# Frontosa?



## fishermanzack (Jan 31, 2006)

Can anyone just give me some general info on frontosa's. I just really like the way they look. If it was ever possible to breed them, anyone know how hard it is? Just throwin out some random ideas. I was also just wondering cuz I found someone not too far from here that is selling babies, they have 25, and I thought about maybe getting a few.


----------



## Georgia Peach (Sep 23, 2005)

YOu need to talk to CichlidMan! I beleive he is the one with a front! Hes usually on at least once a day - maybe he will pop in soon. I will be the first to admit, I dont know anything about fronts!


----------



## ron v (Feb 24, 2005)

Big fish, need a big tank. Mouthbrooders. Not terribly difficult to breed IF you have a big enough tank to house a group and can maintain properly.
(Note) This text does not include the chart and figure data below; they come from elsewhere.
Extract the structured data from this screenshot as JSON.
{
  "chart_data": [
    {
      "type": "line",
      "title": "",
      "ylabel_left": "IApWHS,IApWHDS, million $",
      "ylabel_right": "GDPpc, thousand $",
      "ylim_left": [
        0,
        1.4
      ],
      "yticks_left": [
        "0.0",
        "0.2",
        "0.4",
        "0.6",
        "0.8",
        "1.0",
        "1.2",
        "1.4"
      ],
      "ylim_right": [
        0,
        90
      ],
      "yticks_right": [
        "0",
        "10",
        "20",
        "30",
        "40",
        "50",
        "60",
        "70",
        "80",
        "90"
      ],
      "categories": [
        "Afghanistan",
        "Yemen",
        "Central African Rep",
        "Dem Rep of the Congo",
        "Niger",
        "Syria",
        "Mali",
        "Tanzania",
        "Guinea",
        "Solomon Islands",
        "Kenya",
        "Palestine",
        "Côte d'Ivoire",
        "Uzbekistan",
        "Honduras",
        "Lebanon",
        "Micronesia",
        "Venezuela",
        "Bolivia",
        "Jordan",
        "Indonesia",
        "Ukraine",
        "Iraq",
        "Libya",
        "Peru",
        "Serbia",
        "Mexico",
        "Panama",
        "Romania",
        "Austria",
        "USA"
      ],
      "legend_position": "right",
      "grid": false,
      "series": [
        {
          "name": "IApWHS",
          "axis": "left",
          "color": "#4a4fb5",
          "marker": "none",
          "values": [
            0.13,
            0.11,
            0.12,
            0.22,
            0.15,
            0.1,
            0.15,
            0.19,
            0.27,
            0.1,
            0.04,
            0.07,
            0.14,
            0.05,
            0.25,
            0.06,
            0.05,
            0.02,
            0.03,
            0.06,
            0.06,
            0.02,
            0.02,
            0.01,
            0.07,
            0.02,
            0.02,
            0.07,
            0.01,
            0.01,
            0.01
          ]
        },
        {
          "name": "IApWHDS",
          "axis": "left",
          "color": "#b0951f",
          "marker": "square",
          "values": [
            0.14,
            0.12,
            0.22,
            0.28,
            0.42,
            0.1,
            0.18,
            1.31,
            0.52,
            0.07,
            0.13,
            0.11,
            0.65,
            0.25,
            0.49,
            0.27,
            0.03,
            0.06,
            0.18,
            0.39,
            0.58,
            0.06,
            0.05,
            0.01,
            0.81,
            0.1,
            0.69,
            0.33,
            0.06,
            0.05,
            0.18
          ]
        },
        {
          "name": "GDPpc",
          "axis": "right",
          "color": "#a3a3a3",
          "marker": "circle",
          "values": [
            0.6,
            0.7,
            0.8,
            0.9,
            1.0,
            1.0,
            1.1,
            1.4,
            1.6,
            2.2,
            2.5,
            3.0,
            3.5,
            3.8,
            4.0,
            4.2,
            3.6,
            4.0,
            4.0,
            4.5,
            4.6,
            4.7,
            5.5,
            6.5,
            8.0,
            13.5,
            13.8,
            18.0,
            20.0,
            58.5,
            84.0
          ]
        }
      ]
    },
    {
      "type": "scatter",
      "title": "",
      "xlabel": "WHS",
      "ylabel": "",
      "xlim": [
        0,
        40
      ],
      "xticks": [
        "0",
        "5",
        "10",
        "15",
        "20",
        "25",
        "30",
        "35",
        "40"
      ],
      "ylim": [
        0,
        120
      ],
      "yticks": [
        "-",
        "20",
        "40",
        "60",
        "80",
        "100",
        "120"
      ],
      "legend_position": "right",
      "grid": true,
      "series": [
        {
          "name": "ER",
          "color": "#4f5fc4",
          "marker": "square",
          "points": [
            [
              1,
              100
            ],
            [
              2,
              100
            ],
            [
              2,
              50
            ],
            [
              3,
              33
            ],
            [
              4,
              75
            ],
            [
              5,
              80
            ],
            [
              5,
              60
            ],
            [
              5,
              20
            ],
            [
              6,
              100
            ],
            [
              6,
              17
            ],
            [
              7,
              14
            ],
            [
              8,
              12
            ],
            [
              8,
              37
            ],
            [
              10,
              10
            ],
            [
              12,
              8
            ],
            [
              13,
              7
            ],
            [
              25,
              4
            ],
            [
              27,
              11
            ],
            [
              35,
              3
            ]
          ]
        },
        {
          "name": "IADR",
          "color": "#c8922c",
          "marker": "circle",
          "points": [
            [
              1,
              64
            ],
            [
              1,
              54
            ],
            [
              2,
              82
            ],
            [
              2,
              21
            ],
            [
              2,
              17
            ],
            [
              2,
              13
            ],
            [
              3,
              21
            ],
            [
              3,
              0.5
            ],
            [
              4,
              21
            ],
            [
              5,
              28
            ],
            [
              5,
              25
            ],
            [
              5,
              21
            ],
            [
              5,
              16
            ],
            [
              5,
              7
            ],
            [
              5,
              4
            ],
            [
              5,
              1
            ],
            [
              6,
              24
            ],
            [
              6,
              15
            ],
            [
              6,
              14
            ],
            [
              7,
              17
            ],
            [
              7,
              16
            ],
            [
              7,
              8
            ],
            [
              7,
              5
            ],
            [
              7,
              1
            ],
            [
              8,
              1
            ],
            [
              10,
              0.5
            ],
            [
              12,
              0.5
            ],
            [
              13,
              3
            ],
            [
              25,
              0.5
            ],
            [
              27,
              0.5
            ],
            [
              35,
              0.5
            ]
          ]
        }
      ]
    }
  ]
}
Really cool fish.


----------



## fishermanzack (Jan 31, 2006)

do you know about what size they start breeding, or can it vary greatly?


----------



## goodie (Sep 2, 2005)

http://www.cichlid-forum.com/articles/frontosa_corner.php

http://www.cichlid-forum.com/profiles/category.php?cat=9

Heres some quick info


----------



## fishermanzack (Jan 31, 2006)

thanks a lot man! that site helped a whole lot!


----------